I have the feeling that something really happened and that look was there, but it was really between Pedro and Christ. It was something enormous and it sent me into complete confusion. Why did it happen? This question keeps coming back to me. I produced the Passion on the stage, trying to analyze it and understand, but I am unable to do it alone. All my interviews are full of these doubts; what happened in that look? One day, a priest, Fr. Gabriele Mangiarotti, called me on the phone and asked me to dinner in the parish of Brugherio to speak about this look. I went and there were three hundred people there, and we began to talk. Everyone wanted to know, to understand–I want to ask myself, but they are all asking me.

After the talk we began to eat. At the table are Fr. Gianni Calchi Novati and a group of nice people in their forties. I got talking with one of them about my doubts. His name was Ermes, and he said, “If you like, come to School of Community with us; maybe it will help you understand.” We agreed on the first date. That was the beginning of my journey of encounter with Fr. Giussani, not meeting him but enjoying his writings, his answers to my questions in his books and in the companionship of his people. Ermes spoke of Fr. Giussani’s passion for a person’s look and how he searched for it in every sacred image. Fr.

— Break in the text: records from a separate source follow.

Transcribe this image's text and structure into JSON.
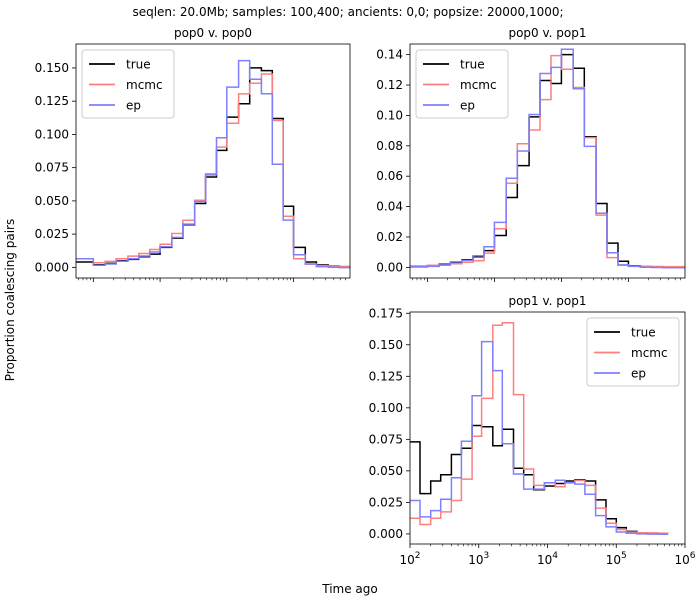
{
  "figure": {
    "suptitle": "seqlen: 20.0Mb; samples: 100,400; ancients: 0,0; popsize: 20000,1000;",
    "shared_ylabel": "Proportion coalescing pairs",
    "shared_xlabel": "Time ago",
    "legend_entries": [
      {
        "name": "true",
        "color": "#000000"
      },
      {
        "name": "mcmc",
        "color": "#ff7f7f"
      },
      {
        "name": "ep",
        "color": "#7f7fff"
      }
    ]
  },
  "chart_data": [
    {
      "type": "line",
      "step": true,
      "title": "pop0 v. pop0",
      "xscale": "log",
      "xlim": [
        55,
        700000
      ],
      "ylim": [
        -0.008,
        0.168
      ],
      "yticks": [
        "0.000",
        "0.025",
        "0.050",
        "0.075",
        "0.100",
        "0.125",
        "0.150"
      ],
      "xtick_labels_shown": false,
      "legend_loc": "upper left",
      "bin_edges": [
        55,
        100,
        150,
        220,
        330,
        480,
        700,
        1000,
        1500,
        2200,
        3300,
        4800,
        7000,
        10000,
        15000,
        22000,
        33000,
        48000,
        70000,
        100000,
        150000,
        220000,
        330000,
        480000,
        700000
      ],
      "series": [
        {
          "name": "true",
          "color": "#000000",
          "values": [
            0.004,
            0.002,
            0.003,
            0.005,
            0.006,
            0.008,
            0.01,
            0.015,
            0.022,
            0.032,
            0.048,
            0.068,
            0.088,
            0.113,
            0.123,
            0.15,
            0.148,
            0.112,
            0.046,
            0.015,
            0.004,
            0.002,
            0.001,
            0.0005
          ]
        },
        {
          "name": "mcmc",
          "color": "#ff7f7f",
          "values": [
            0.006,
            0.003,
            0.004,
            0.006,
            0.008,
            0.01,
            0.013,
            0.017,
            0.025,
            0.035,
            0.05,
            0.07,
            0.09,
            0.108,
            0.13,
            0.138,
            0.145,
            0.11,
            0.038,
            0.006,
            0.002,
            0.001,
            0.0005,
            0.0003
          ]
        },
        {
          "name": "ep",
          "color": "#7f7fff",
          "values": [
            0.007,
            0.002,
            0.003,
            0.005,
            0.007,
            0.009,
            0.012,
            0.016,
            0.023,
            0.033,
            0.05,
            0.07,
            0.098,
            0.136,
            0.156,
            0.142,
            0.131,
            0.078,
            0.036,
            0.01,
            0.003,
            0.001,
            0.0005,
            0.0003
          ]
        }
      ]
    },
    {
      "type": "line",
      "step": true,
      "title": "pop0 v. pop1",
      "xscale": "log",
      "xlim": [
        55,
        700000
      ],
      "ylim": [
        -0.007,
        0.147
      ],
      "yticks": [
        "0.00",
        "0.02",
        "0.04",
        "0.06",
        "0.08",
        "0.10",
        "0.12",
        "0.14"
      ],
      "xtick_labels_shown": false,
      "legend_loc": "upper left",
      "bin_edges": [
        55,
        100,
        150,
        220,
        330,
        480,
        700,
        1000,
        1500,
        2200,
        3300,
        4800,
        7000,
        10000,
        15000,
        22000,
        33000,
        48000,
        70000,
        100000,
        150000,
        220000,
        330000,
        480000,
        700000
      ],
      "series": [
        {
          "name": "true",
          "color": "#000000",
          "values": [
            0.0005,
            0.001,
            0.002,
            0.003,
            0.005,
            0.007,
            0.011,
            0.021,
            0.046,
            0.067,
            0.099,
            0.123,
            0.121,
            0.14,
            0.131,
            0.086,
            0.042,
            0.016,
            0.004,
            0.001,
            0.0005,
            0.0003,
            0.0002,
            0.0001
          ]
        },
        {
          "name": "mcmc",
          "color": "#ff7f7f",
          "values": [
            0.0005,
            0.001,
            0.001,
            0.002,
            0.003,
            0.004,
            0.009,
            0.025,
            0.055,
            0.081,
            0.09,
            0.11,
            0.139,
            0.13,
            0.118,
            0.085,
            0.034,
            0.006,
            0.001,
            0.0005,
            0.0003,
            0.0002,
            0.0001,
            0.0001
          ]
        },
        {
          "name": "ep",
          "color": "#7f7fff",
          "values": [
            0.001,
            0.001,
            0.002,
            0.004,
            0.005,
            0.008,
            0.014,
            0.03,
            0.059,
            0.077,
            0.101,
            0.128,
            0.132,
            0.144,
            0.118,
            0.08,
            0.036,
            0.01,
            0.002,
            0.001,
            0.0005,
            0.0003,
            0.0002,
            0.0001
          ]
        }
      ]
    },
    {
      "type": "line",
      "step": true,
      "title": "pop1 v. pop1",
      "xscale": "log",
      "xlim": [
        100,
        1000000
      ],
      "ylim": [
        -0.008,
        0.176
      ],
      "yticks": [
        "0.000",
        "0.025",
        "0.050",
        "0.075",
        "0.100",
        "0.125",
        "0.150",
        "0.175"
      ],
      "xtick_labels_shown": true,
      "xticks": [
        {
          "value": 100,
          "base": "10",
          "exp": "2"
        },
        {
          "value": 1000,
          "base": "10",
          "exp": "3"
        },
        {
          "value": 10000,
          "base": "10",
          "exp": "4"
        },
        {
          "value": 100000,
          "base": "10",
          "exp": "5"
        },
        {
          "value": 1000000,
          "base": "10",
          "exp": "6"
        }
      ],
      "legend_loc": "upper right",
      "bin_edges": [
        100,
        140,
        200,
        280,
        400,
        560,
        800,
        1100,
        1600,
        2200,
        3200,
        4500,
        6300,
        9000,
        13000,
        18000,
        25000,
        35000,
        50000,
        71000,
        100000,
        140000,
        200000,
        280000,
        400000,
        570000
      ],
      "series": [
        {
          "name": "true",
          "color": "#000000",
          "values": [
            0.073,
            0.032,
            0.042,
            0.047,
            0.063,
            0.068,
            0.086,
            0.085,
            0.07,
            0.083,
            0.052,
            0.047,
            0.035,
            0.038,
            0.04,
            0.042,
            0.043,
            0.042,
            0.027,
            0.012,
            0.005,
            0.002,
            0.001,
            0.0005,
            0.0003
          ]
        },
        {
          "name": "mcmc",
          "color": "#ff7f7f",
          "values": [
            0.012,
            0.007,
            0.012,
            0.017,
            0.026,
            0.043,
            0.077,
            0.107,
            0.165,
            0.167,
            0.11,
            0.051,
            0.038,
            0.04,
            0.037,
            0.04,
            0.042,
            0.038,
            0.02,
            0.008,
            0.003,
            0.001,
            0.0005,
            0.0003,
            0.0002
          ]
        },
        {
          "name": "ep",
          "color": "#7f7fff",
          "values": [
            0.027,
            0.014,
            0.019,
            0.028,
            0.045,
            0.074,
            0.11,
            0.153,
            0.13,
            0.072,
            0.048,
            0.036,
            0.036,
            0.041,
            0.043,
            0.041,
            0.04,
            0.032,
            0.015,
            0.006,
            0.002,
            0.001,
            0.0005,
            0.0003,
            0.0002
          ]
        }
      ]
    }
  ]
}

Gabriele taught me the buoyancy of being in peace; Fr. Gianni with his scolding showed me the way. They were all close to me.

Then, with them I saw the huge pain of Fr. Giussani’s death. I realized I was suffering more by sharing their loss than for the actual departure of someone whom I had known only through his writings, but at the funeral, in the cold and freezing weather, in the Cathedral Square, I became aware of my new condition. I was serene: finally after years, I was surrounded by so many people who I loved and who loved others and they were all there, united by the sorrow, firm in love. To feel myself part of those people made me understand how I, too, was touched by Fr. Giussani and how great a part he had in my spiritual rebirth.